Надоело мне в бурлящем городе
Жизнь свою растрачивать впустую,
Отпущу себе большую бороду
И пойду бродить напропалую!
Лет разбрызганных не жаль нисколечко,
Прочь, долой все беды и печали!
Бугорком заветная котомочка
На тесьме повиснет за плечами
Пусть судьба синицею теленькает:
Нету в поле жирных щей, ни каши,
Может, встречу где-то в деревеньке я
Вдовушку, что не отыщешь краше.
Зазовёт она с улыбкой светлою
В хату захудалого бродягу,
И накормит сытно, худо-бедно ли,
И напоит вдоволь пенной брагой.
И сама, без позы, без ломания,
Не в пример накрашенным тем дурочкам,
За столом составит мне компанию,
И заест, закашлявшись, огурчиком.
Будет мне в глаза глядеть задумчиво,
Томно щёку подперев рукою,
И на палец локоны накручивать
С горькою усмешкою хмельною.
Станет по стеклу чертить узорами
Зимний сумрак знаки препинания,
Вспомню пару рифм за разговорами,
Заслужив слезу её в признание.
И когда, глаза сощурив в щёлочки,
Вновь стакан пригубит, деловитая,
Грудь, повитая гирляндой ёлочной,
Колыхнётся, соками налитая.
Закурю с наигранной небрежностью,
От волненья дрожь в руках скрывая.
И, смеясь над глупой неизбежностью,
Дым пущу, колечками играя.
И лицо, прекрасное до чёрточки,
Расплывётся в голубом тумане.
Лишь зрачки - две искорки, два чёртика -
И сверкают, и зовут, и манят…
Сквознячком дохнёт, и дым рассеется.
И опять продолжим "чаепитие".
Ах, лукавая, на что надеяться:
На судьбу? на случай? на наитие?
И пускай не скифы мы, не гунны мы,
Много ль в жизни нужно нам, бродягам?
Упившись ветрами златоструйными,
Закусить краюхой сребролунною.
Ох, устал.
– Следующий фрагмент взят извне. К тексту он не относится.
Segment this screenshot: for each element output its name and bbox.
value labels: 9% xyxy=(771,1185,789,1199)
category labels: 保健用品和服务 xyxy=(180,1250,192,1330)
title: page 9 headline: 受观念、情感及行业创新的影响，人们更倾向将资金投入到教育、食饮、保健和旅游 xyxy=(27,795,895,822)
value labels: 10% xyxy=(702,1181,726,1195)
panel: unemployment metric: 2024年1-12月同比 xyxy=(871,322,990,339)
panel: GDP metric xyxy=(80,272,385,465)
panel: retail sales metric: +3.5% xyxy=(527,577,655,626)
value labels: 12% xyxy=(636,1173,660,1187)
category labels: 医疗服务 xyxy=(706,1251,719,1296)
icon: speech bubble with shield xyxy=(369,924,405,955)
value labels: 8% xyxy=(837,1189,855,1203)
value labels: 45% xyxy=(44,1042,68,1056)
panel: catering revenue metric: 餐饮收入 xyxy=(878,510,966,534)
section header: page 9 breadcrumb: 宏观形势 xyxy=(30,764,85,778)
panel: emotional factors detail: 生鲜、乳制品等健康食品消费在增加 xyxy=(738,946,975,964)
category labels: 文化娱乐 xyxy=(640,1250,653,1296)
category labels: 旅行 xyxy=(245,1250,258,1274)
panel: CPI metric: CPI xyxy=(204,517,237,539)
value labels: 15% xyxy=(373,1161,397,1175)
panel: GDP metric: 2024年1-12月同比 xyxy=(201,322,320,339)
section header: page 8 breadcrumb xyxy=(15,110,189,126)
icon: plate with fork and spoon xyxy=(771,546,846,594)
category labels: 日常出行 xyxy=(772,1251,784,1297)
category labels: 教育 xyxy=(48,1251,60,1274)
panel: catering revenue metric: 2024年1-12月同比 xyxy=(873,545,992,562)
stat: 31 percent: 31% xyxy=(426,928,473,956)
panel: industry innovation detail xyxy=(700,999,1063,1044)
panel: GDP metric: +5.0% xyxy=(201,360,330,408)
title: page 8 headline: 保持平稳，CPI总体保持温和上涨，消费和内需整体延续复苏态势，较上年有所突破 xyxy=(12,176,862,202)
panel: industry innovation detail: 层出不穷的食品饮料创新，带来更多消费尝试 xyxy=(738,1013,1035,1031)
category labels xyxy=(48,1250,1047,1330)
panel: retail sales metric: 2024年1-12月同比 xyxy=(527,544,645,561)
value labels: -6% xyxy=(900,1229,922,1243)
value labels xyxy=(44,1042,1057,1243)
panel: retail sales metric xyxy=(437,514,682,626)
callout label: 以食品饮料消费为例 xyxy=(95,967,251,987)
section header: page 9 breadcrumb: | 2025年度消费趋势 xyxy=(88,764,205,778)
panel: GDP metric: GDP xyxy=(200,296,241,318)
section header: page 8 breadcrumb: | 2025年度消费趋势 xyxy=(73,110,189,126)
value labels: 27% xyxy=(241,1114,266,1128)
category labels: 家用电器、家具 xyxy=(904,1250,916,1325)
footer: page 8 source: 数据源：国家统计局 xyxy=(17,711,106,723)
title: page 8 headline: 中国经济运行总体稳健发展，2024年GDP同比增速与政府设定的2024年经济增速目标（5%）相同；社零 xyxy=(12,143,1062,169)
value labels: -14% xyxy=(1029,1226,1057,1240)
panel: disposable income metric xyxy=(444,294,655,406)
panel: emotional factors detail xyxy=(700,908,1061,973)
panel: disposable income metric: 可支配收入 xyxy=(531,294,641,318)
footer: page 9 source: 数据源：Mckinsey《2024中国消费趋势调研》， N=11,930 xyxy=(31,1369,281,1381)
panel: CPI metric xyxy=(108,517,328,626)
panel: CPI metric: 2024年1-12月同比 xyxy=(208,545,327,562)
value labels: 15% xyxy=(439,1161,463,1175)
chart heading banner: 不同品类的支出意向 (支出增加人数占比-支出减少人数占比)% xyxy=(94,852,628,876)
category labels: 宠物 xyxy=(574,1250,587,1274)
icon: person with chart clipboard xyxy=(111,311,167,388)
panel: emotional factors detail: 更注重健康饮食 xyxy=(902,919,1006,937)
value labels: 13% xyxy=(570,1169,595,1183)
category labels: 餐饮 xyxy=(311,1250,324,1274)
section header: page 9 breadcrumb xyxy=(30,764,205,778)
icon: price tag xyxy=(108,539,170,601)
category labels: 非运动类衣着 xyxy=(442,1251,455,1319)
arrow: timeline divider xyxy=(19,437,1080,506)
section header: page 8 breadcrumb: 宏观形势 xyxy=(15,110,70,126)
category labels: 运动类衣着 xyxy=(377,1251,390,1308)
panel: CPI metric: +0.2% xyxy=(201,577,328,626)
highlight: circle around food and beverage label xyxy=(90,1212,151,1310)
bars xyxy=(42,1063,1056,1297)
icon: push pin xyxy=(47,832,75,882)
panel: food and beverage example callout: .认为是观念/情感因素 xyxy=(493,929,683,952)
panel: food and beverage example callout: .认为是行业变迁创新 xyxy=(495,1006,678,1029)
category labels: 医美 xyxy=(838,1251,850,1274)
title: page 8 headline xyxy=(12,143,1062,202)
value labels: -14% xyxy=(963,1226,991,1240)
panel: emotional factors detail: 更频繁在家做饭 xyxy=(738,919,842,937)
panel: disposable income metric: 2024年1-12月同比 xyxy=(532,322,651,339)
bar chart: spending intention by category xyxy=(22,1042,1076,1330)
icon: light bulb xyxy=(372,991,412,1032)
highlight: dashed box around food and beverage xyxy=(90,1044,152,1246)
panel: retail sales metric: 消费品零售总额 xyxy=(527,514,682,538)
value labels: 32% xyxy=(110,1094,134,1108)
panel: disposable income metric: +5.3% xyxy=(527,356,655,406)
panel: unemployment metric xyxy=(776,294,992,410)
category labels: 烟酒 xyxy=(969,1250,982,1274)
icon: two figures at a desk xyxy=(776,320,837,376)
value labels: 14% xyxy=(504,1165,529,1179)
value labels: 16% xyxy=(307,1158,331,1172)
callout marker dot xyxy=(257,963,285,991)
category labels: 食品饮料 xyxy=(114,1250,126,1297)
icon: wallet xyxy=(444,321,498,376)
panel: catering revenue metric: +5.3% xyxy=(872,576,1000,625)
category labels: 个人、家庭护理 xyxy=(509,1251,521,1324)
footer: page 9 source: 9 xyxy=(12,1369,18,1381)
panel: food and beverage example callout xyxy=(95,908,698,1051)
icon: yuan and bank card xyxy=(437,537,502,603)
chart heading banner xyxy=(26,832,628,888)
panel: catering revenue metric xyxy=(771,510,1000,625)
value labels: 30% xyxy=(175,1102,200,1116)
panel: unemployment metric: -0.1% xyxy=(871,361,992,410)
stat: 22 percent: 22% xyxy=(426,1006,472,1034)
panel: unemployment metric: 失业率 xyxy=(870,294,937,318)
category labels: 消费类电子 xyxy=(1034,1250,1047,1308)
Пожалуй что, прилягу!
Обовьют мне шею руки белые,
Вздрогнет грудь упругая под косами…
Ах, русалка, босая и смелая,
Что ж ты, шалая, со мною сделала,
Почему не выгнала, не бросила?!
Оттого, как видно, не покинула,
Не отдала холоду жестокому,
Оттого бродягу не отринула,
Что в потёмках худо одинокому.
И меня, покладистого борова,
Что упился брагою и водочкой,
Как коня, расставшегося с норовом,
Уведёт за пе… пе-рего… родоч-ку!
В тех хоромах белый свет забудется,
Зацелует, одурманит ласкою…
Кто ж в объятьях вдовьих не заблудится,
Даже если ходит он с опаскою?
А поутру всё, как дым, развеется.
И опять видна в окно дороженька.
Колокольный звон позёмкой стелется…
Э-эх, Рассея! На кого надеяться?
На царя? на дьявола? на бо-же-нь-ку?